One in five tourists to Australia now visit the tropical north, making it the nation’s fastest growing international tourism destination.

The people visiting tropical north Queensland also spend the most per night of all Queensland destinations – about $138.

Queensland Tourism Industry Council chief Daniel Gschwind said the statewide six per cent growth in spending by international visitors marked one the biggest upswings in the tourist trade since the devastating GFC and the 2011-12 Summer of Disasters.

“Tropical North Queensland and the south-east corner bookends what is a very positive future for growth in Queensland’s tourism industry,” said Mr Gschwind.

TNQ, out of seven key international markets, snared 22 per cent of all overseas visitors to Australia and 46 per cent of those to the Sunshine State, the report said.

That was up 17 per cent on the previous year with 644,000 visitors in the year to June – more than visited the Gold Coast.

Brisbane was next fastest growing destination, with a 14 per cent spike in visitors, followed by the Whitsundays with an 11 per cent increase.

International visitor growth was driven by the Chinese love affair with Queensland, and the improving financial situation in Europe saw more British, German and French tourists visit the state.

“It is paradise,” said Germany’s Luisa Rinn, 19.

“Cairns is not the biggest city, but it is a cute city. It is the sheer, breathtaking beauty of the reef and rainforest that made it a must-do destination.”

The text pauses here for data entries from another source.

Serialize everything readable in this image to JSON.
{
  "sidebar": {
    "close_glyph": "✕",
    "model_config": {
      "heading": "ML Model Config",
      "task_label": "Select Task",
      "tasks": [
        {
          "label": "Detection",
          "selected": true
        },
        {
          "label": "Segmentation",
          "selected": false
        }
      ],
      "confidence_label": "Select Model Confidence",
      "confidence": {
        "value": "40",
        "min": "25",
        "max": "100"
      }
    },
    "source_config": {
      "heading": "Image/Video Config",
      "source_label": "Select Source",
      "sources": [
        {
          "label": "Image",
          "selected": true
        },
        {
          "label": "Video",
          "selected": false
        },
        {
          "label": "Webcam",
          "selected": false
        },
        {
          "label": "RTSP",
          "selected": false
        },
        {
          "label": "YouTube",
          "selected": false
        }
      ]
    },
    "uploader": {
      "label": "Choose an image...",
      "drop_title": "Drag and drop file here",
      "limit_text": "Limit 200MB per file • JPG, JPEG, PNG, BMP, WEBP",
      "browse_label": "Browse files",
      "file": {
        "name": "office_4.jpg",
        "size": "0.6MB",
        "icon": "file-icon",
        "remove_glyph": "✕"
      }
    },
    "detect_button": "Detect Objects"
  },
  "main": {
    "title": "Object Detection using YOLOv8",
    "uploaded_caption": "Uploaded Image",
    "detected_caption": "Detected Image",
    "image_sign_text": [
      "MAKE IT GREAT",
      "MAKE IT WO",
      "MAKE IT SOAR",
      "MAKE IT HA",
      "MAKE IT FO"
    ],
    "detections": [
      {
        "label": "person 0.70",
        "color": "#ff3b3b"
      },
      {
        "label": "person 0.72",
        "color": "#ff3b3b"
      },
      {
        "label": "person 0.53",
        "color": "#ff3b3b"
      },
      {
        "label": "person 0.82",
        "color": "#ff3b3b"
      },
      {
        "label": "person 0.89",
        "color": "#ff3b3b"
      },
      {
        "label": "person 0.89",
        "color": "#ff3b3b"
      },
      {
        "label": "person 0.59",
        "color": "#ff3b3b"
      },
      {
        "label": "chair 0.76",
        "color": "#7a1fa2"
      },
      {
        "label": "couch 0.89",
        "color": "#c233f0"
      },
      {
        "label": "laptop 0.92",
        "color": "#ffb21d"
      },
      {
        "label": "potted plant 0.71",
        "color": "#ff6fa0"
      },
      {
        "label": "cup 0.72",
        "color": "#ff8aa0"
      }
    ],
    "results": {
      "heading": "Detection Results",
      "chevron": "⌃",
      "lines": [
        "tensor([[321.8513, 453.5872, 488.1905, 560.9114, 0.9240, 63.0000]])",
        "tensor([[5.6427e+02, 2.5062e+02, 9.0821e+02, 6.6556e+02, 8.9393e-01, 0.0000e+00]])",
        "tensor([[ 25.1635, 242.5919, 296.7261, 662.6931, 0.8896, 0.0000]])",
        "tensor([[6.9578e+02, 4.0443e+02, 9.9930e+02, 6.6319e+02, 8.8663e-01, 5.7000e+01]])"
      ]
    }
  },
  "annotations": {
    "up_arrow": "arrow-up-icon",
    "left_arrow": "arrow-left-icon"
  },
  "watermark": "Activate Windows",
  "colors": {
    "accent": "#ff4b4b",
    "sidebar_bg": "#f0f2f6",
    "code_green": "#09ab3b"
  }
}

Ms Rinn and her fellow holidaymakers Anna Ebsen, 19, and Mona Wiessner, 19, also of Germany, chose to fly direct to Cairns as their first stop on an eight-month trip Down Under.

“This part of Australia has such a great reputation it made sense to fly here first and go north to south,” Ms Wiessner said.

Tourism Queensland chairman Stephen Gregg said Cairns had made a stunning comeback after years of a slump.

It was buoyed by more direct seasonal flights to China, Japan and New Zealand while domestic aviation seat capacity was up six per cent to more than two million seats, he said.

Mr Gschwind said it was obvious the tropical tourist mecca surrounded by World Heritage reef and rainforest had “its mojo back”.

“Cairns is above all others as the best performing destination,” he said.

“It is not just an aberration, it is a sign the destination has pulled out all stops to work with local operators and the aviation sector.

“It is not the end. We are on a journey. But all the hard work since the devastation of the floods and cyclone is finally paying off.”